Early work by Mayberg et al.[39] has demonstrated the integral role played by the subgenual cingulate cortex in both normal and pathological shifts in mood. Increases in limbic and paralimbic blood flow (as measured using PET) occur in the subgenual cingulate cortex and anterior insula during sadness; there is a significant inverse correlation between blood flow in the subgenual cingulate cortex and right dorsolateral prefrontal cortex.[34,39] This inverse correlation has been confirmed by quantitative cytochrome oxidase histo-chemistry in rodent models.[61] A clinical response to antidepressants is associated with limbic and striatal (subgenual cingulate cortex, hippocampus, insula, and pallidum) decreases in metabolism and dorsal cortical (prefrontal, parietal, anterior, and posterior cingulate cortex) increases in metabolism.[13,38] Furthermore, abnormalities in the subgenual cingulate volume and cytoarchitecture have also been noted in patients with familial affective disorders.[5,19] High-frequency repetitive TMS of the dorsolateral prefrontal cortex has been correlated with SPECT-demonstrated changes in the ipsilateral subgenual cingulate cortex and striatum, further underscoring their anatomical and metabolic connectivity. These data suggest that functional inhibition of the subgenual cingulate cortex by using DBS mimics or enhances the metabolic effects of antidepressant therapy.

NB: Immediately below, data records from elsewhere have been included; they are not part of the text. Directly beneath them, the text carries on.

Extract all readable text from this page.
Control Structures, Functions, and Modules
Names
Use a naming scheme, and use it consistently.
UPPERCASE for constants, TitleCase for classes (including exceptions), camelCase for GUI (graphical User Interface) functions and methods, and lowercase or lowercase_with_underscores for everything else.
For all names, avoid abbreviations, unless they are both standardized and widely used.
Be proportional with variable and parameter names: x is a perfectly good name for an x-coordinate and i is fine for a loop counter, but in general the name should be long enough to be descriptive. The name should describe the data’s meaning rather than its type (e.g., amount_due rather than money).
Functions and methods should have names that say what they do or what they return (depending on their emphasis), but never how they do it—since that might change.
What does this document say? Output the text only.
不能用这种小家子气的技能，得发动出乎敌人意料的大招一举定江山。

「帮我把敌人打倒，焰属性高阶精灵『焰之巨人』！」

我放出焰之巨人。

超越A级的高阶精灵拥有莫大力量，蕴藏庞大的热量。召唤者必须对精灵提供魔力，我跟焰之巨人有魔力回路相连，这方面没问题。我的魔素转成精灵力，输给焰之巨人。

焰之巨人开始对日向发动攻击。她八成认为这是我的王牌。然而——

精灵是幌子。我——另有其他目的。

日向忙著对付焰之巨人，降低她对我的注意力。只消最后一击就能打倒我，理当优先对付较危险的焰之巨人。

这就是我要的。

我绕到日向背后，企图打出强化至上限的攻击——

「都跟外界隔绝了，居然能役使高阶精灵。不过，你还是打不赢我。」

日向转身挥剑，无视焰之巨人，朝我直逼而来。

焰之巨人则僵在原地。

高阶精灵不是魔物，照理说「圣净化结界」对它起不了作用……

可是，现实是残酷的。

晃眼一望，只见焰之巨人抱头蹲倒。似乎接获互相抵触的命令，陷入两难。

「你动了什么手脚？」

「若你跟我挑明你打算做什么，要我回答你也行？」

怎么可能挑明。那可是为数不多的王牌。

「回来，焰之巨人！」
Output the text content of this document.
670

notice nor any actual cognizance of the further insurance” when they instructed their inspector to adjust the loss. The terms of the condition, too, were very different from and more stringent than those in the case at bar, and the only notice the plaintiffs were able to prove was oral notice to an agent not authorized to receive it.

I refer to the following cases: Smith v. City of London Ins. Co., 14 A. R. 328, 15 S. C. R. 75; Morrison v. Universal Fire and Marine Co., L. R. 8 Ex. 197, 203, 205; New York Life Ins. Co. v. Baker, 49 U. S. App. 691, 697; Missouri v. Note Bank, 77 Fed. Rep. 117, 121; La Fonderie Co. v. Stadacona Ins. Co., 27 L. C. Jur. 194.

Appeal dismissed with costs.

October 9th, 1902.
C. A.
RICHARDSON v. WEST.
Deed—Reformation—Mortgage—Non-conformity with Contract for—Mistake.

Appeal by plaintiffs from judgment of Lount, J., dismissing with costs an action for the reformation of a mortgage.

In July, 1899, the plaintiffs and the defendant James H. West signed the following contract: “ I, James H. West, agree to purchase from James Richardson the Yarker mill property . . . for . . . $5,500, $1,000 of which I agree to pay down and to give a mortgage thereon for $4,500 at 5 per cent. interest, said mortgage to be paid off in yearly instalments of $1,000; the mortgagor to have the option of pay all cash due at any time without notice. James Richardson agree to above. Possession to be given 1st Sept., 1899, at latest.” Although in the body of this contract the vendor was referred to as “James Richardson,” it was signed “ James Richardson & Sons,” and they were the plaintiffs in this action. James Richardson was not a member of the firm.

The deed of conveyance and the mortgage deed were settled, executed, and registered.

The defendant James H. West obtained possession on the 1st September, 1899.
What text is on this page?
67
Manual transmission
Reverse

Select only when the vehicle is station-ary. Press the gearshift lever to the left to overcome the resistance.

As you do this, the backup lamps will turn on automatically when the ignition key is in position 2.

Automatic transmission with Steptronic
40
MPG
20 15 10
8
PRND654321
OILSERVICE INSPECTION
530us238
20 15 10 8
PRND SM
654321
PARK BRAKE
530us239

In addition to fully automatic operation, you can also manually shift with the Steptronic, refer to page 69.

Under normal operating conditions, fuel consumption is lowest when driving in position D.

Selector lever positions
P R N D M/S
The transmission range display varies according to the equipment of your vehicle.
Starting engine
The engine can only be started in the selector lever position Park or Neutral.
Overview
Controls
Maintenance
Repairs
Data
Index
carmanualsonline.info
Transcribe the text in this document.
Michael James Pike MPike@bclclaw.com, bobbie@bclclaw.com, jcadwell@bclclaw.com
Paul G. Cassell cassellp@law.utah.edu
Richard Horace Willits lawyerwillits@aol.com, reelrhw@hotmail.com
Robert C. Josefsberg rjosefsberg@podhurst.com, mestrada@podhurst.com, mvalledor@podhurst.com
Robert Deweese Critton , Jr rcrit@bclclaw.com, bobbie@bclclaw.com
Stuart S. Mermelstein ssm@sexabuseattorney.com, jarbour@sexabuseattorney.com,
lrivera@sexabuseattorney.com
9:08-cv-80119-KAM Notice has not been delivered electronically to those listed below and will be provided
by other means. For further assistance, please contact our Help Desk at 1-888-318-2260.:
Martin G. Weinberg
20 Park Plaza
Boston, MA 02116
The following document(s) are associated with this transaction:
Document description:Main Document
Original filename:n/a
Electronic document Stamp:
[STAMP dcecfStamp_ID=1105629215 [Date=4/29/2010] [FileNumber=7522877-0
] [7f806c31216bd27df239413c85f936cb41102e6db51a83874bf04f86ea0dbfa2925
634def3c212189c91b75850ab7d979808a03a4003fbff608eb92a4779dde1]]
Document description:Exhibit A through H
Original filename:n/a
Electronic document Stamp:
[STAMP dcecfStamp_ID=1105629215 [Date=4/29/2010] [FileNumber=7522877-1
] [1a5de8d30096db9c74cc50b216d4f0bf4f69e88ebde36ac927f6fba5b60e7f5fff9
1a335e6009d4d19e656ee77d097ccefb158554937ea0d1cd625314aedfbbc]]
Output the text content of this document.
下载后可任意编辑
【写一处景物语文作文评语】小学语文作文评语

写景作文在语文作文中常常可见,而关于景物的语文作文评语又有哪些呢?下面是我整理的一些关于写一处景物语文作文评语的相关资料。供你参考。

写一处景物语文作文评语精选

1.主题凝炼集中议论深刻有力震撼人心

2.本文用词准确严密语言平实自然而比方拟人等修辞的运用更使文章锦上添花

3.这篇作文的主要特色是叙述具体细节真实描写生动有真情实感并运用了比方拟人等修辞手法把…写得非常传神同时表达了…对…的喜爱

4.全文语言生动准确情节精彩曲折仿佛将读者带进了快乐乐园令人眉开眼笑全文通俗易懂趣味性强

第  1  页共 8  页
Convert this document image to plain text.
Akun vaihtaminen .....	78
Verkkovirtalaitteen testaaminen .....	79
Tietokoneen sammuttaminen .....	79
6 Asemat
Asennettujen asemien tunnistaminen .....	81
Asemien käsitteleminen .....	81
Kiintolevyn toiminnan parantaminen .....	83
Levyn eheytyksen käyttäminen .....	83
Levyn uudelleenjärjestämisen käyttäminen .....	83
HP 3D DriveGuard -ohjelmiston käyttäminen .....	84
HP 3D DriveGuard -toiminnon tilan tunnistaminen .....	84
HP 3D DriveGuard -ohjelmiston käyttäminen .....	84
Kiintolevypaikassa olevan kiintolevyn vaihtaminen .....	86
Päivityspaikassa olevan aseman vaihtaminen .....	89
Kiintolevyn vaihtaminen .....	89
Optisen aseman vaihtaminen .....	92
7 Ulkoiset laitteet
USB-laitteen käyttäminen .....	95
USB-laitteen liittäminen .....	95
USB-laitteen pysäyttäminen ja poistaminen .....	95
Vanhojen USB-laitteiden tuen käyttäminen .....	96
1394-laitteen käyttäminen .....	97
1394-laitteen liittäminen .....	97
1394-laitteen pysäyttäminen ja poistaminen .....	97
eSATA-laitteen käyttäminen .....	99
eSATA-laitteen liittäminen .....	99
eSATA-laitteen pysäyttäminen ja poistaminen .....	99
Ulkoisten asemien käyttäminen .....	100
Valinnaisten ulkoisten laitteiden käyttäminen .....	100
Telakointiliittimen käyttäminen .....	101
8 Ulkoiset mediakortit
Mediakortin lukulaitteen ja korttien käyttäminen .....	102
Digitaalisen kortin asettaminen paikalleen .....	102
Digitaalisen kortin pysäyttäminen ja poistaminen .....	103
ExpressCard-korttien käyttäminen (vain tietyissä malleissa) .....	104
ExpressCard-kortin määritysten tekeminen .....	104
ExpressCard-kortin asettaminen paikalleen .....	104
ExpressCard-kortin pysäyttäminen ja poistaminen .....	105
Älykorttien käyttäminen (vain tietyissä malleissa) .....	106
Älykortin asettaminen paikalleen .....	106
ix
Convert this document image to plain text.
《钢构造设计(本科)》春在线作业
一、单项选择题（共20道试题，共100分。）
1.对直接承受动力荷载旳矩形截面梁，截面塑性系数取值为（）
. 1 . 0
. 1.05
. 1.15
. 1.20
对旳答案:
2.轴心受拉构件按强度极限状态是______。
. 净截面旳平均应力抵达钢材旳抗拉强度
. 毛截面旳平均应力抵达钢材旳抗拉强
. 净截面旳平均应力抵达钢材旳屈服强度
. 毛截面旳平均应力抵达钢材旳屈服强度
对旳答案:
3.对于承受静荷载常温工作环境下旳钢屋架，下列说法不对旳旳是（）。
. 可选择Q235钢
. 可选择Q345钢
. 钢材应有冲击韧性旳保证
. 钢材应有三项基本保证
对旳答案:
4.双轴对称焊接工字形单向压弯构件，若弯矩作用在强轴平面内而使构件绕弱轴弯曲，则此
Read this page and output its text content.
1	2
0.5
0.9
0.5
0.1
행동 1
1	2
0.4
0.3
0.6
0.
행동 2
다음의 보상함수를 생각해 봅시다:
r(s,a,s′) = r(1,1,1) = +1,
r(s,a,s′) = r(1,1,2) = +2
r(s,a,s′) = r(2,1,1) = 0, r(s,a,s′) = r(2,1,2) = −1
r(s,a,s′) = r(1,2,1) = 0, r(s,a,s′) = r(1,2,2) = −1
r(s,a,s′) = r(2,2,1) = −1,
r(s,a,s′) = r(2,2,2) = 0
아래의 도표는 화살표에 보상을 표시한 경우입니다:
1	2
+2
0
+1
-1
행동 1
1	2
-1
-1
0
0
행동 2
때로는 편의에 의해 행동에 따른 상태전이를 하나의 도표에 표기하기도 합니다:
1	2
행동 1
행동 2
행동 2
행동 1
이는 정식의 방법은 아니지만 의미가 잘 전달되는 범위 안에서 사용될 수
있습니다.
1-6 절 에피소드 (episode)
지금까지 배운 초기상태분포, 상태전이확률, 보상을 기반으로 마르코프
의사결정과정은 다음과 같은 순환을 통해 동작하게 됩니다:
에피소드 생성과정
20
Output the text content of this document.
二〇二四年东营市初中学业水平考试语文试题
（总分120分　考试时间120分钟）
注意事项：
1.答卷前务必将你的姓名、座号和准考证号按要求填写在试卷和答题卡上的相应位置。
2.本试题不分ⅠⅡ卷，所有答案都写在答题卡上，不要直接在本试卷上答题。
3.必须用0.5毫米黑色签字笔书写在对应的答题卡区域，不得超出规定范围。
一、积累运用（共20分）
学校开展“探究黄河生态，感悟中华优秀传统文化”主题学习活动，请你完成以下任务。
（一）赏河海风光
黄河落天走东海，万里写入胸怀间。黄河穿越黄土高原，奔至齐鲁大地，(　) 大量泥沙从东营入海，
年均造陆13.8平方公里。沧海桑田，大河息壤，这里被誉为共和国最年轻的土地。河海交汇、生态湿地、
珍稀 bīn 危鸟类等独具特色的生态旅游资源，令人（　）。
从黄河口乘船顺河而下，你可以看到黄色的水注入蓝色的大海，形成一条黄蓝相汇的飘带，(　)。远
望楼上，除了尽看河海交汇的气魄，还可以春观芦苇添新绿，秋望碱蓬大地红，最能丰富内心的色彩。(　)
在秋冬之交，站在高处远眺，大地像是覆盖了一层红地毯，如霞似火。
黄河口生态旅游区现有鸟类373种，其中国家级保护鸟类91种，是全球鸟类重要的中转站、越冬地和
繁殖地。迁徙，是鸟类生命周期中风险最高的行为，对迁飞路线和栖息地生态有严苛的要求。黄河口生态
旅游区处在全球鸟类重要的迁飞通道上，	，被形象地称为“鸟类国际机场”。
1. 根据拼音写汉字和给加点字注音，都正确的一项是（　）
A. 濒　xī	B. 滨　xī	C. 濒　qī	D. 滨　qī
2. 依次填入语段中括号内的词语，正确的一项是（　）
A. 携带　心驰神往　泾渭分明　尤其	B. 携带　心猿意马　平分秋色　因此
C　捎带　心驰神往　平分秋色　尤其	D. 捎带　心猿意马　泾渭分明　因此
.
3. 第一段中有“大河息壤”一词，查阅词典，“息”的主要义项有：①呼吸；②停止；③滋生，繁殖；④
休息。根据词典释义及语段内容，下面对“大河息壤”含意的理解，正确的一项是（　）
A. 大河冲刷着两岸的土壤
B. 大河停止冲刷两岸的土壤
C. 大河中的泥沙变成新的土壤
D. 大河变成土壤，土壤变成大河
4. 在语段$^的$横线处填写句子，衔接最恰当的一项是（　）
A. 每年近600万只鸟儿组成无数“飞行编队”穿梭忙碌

In 2005 Mayberg et al.[40] implanted DBS electrodes in the bilateral subgenual cingulate cortex in 6 patients with TRD. Blinded, sequential intraoperative stimulation at 130 Hz was applied to discover the thresholds for safe and effective stimulation. When stimulation was on, patients reported positive emotional phenomena, with psychomotor slowing and lightheadedness occurring on stimulation above the 7-V threshold. In the acute postoperative period patients experienced reproducible increases in activity and mood scores, changes that failed to occur during sham stimulation. Chronic stimulation at 130 Hz resulted in a significant response and remission of depression in 4 of the 6 patients at 6 months; in the 2 remaining patients, 1 experienced a significant reduction in depression over the first 4 months that fluctuated over time and remained submaximal, and the other patient had no response. Furthermore, the stimulation benefit seemed to continue for 3-4 weeks after stimulation was ended until depression recurred. Positron emission tomography studies performed in the responders corresponded to the antidepressant effects noted earlier by Mayberg et al.[38]—that is, a decrease in limbic and striatal cerebral blood flow and an increase in dorsal cortical regions. Postoperative neuropsychological testing showed improvement in many preoperatively deficient areas and no impairment in orbitofrontal functioning. In this small series, the subgenual cingulate cortex was a stimulation target with potentially high efficacy and low risks, although further work is necessary to identify anatomical or physiological risk factors for unresponsiveness to therapy.